We have two products. One is the mobile app that helps you track and stay accountable to all those treatment plan activities. In return for that we provide healthy rewards, like coffee coupons, or fitness classes to incentivize and provide positive reinforcement. And we also send out alerts, so if you’re connected on their with your entire support network, like counselors, your parole officer if you’re in a DUI case, your loved ones, your peers. They get notifications and alerts based on whether you’re doing well or whether you need additional support.

As a result of building that, we realized theres another huge problem which is lack of data to counselors and information to insurance companies to help assess whether treatment center is creating the appropriate output for treatment plans and also for additional outcome studies. Also, to give a tool to the counselor to stay really connected and aware of what their patient or client is doing, we built a data dashboard so that they can monitor their population on their desktop and laptop and also receive email alerts, as the individual is doing really great or they need extra support.

Tate Whitlinger of the Grateful Runners on a run

Do you have any stories of recovery or of your app working for somebody that illustrate the app in action and what you’re driving towards?

During our pilot, we had a woman say that if she had an app earlier, her family would have known that she was neglecting her plan and then she wouldn’t have relapsed.

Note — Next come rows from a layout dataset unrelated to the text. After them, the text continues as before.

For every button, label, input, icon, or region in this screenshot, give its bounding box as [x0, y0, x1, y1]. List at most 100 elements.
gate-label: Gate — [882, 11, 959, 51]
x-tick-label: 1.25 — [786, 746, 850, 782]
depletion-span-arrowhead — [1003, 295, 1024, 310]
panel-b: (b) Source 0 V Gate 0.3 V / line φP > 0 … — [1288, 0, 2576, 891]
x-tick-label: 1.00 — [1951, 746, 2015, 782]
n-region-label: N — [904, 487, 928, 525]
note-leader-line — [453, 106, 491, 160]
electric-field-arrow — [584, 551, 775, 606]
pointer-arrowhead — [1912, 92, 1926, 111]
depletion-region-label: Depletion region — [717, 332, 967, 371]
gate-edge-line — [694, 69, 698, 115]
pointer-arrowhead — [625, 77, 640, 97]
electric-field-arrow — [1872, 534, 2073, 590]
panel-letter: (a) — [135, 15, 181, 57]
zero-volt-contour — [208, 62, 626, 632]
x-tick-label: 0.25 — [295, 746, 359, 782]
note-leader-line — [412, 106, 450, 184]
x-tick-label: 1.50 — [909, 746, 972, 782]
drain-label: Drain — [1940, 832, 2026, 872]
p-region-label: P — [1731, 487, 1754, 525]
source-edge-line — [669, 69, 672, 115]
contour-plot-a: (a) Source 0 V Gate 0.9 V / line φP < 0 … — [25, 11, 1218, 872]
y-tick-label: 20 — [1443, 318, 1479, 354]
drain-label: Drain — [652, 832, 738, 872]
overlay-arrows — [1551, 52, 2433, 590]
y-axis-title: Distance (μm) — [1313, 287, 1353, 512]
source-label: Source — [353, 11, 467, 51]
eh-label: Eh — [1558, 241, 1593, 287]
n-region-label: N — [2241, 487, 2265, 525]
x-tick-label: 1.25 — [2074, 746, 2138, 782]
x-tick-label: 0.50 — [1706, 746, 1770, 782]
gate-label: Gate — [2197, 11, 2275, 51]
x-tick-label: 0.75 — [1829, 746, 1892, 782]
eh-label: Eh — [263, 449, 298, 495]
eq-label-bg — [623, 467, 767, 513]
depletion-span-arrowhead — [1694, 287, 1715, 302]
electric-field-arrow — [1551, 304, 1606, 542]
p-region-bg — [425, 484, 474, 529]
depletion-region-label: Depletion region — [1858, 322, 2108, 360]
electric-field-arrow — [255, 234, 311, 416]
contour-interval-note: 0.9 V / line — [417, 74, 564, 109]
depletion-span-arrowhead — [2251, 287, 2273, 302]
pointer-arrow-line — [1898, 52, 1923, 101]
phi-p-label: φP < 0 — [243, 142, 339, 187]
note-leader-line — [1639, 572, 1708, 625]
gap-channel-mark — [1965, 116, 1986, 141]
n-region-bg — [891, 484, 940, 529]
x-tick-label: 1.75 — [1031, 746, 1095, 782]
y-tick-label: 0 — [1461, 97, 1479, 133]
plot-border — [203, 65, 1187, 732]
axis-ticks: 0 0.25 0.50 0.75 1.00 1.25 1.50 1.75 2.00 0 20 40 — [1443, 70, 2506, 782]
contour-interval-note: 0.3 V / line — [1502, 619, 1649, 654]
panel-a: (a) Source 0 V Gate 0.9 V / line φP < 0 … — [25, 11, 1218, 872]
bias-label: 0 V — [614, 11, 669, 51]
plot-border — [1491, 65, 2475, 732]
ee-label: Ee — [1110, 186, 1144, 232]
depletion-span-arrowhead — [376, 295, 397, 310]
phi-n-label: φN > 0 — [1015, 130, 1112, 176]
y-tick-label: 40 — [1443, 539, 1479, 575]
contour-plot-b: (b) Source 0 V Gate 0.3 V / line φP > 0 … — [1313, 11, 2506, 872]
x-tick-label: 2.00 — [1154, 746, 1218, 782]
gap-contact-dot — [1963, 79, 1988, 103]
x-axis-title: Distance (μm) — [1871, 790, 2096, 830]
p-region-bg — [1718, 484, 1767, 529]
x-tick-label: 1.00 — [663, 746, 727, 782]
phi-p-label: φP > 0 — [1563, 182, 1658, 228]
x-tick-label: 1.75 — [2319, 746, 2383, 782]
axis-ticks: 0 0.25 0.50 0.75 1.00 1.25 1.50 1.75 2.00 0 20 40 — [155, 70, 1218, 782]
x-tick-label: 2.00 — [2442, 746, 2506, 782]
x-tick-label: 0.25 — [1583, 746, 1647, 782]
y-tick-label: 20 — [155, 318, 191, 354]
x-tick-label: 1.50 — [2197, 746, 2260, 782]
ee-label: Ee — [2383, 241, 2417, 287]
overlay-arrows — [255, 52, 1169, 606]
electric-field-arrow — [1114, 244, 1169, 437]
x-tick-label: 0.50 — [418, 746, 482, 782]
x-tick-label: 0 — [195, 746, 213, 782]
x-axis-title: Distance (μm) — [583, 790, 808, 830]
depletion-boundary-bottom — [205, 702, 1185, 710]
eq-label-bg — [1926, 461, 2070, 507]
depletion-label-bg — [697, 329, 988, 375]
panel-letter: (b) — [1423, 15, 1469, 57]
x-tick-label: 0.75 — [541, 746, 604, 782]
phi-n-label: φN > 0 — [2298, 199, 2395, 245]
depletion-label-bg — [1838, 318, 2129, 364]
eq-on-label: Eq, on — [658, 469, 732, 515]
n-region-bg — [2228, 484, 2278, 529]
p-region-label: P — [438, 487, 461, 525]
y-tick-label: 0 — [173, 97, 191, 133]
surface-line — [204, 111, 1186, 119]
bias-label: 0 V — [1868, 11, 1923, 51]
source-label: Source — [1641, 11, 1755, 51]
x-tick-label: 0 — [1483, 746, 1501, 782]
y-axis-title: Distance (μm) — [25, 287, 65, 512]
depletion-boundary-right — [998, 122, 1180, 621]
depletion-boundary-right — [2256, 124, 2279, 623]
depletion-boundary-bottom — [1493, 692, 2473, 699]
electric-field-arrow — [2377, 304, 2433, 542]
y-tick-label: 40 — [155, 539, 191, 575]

Also, one of our very first beta testers, he’s reached over a year of recovery now. Back in the day where he had lost everything, to now, where he has these two daughters and he’s started a group called the Grateful Runners. They go running in the morning as a group, before the dawn. He is very inspirational to his community. He’s helped other people recover.

Those are two really big success stories where we saw this working.


To recap, Daniela and WEconnect are taking on addiction with a uniquely pragmatic and multifaceted app as well as a dedicated and passionate team. Daniela was born with the entrepreneurial spirit, a natural force within. But her personal struggles through addiction have fueled an even deeper fire to create these useful tools to take down a problem that unfortunately affects so many of us today. Through mind, body and spirit, WEconnect offers a chance to unlock solutions to leading a better life for current and former addiction sufferers, so that they may have a chance to find for themselves freedom and lasting, tri-fold peace.

At HTFIC, along with Daniela, we had a fantastic group of panelists putting their minds to work on how to take on the complex set of issues associated with addiction and strategizing effective ways to fuel a successful and lasting recovery.

First up was Swami Ananda, a retired Stanford professor with a Master’s degree from Oxford. He heads the Universal Yoga Center. “He’s spoken at the Summit Series for entrepreneurs on Powder Mountain, given spiritual counsel to Marc Benioff of Salesforce.com, and addressed numerous Silicon Valley audiences looking for healthy stress reduction techniques.” [The Battery]

Next was Avi Mukherjee, MBA. He’s the CTO at MAP Health Management. MAP offers custom solutions to assist in clinical/financial outcomes in behavioral health management, which is used to treat addiction and other behavior based health problems.

Third up was Jim Hood, MBA. Jim is the Founder and CEO at Facing Addiction. After his son’s death from an accidental overdose, Jim has directed his life’s work to bringing an end to our current addiction crisis.

Sarah Ellen O’Farrell is a Senior Behavioral Strategist at H+K Strategies. She has deep research roots into behavioral science, and will bring this expertise to help fuel the panel discussions.

Anna Lembke was featured as the panel moderator. Anna is the Medical Director of Addiction Medicine at Stanford. She will guide and direct the conversation as it unfolds.

Daniela, WEconnect and the group of panelists for this discussion are gave the HTFIC audience a glimpse into the future of treatment in addiction science. When you put great minds together to talk about an important issue and its solutions, that is when good ideas are allowed to spring forward. This blend of expertise, passion and personal experience was a particularly important foray into addiction and behavioral science.